Comparisons to Call of Duty 4 and Black Ops 4 are not unfounded. Call of Duty, released in 2018, was arguably the series’ lowest point in popularity after Modern Warfare (2007); it lacked a storyline, didn’t implement all the borrowed ideas very well, and felt like a cheap version of its Treyarch-developed predecessor. A few months later, it was available as part of the Humble Bundle monthly offering, which was a big and clear sign that the game wasn’t going the way Activision had expected. fundamental.

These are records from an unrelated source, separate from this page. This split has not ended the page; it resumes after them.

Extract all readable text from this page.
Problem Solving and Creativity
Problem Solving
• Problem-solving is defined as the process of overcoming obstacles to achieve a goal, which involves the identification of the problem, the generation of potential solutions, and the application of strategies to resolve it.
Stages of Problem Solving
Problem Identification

But CoD’s hardcore fans don’t care That There’s plenty of single-player content, but the lack of it feels a little odd, given that the series has long been known for big-budget, Michael Bay-esque extravaganzas that clock in at just under 6-7 hours, and equally rich multiplayer content, now with regular seasonal content updates and more. But more egregiously, the series’ core personality has been muddied by MOBA-like map design and bland heroic classes, which feel like a step back from the convincing combination of unique abilities and sci-fi acrobatics of Call of Duty: Black Ops 3. The return to “ground combat” gameplay feels less like the old games and more like a more basic version of what Call of Duty: Black Ops 3 and Call of Duty: Infinite Warfare tried before.
Now, nearly six years later, the developers at XDefiant have picked up the pieces and made a competitive shooter that delivers on the promise of solid yet stylish Call of Duty-style gameplay. There’s just the right amount of Overwatch DNA (another troubled Activision IP) in the game, but it never distracts from the gunplay and map design, which are good in their own right, and the progression system built around it doesn’t look terrible.
I guess the point, at least for me at 32, is that I can’t keep up with most of the current “mainstream” development tracks and overly complex class builds, which is why, after the first month or two, I played the latest CoD more casually and sporadically. In the meantime, I found a simpler, more streamlined version of the loop in XDefiant. Sure, it plays great, and the maps don’t feel like the cubicles from CoD’s darkest days. They’re compact but unique and flexible, and I really enjoyed mastering them, just like mastering a gun.
With Call of Duty: Black Ops 6 on the horizon, coming to Game Pass later this year, XDefiant will have to face yet another acid test, one that will hinge on satisfying the ravenous demand for more content without tinkering too much with the core gunplay and classes. There are balance issues to address, of course, but the game’s long-term success depends on letting modern Call of Duty do its thing and taking the opposite direction in terms of overall design and engagement.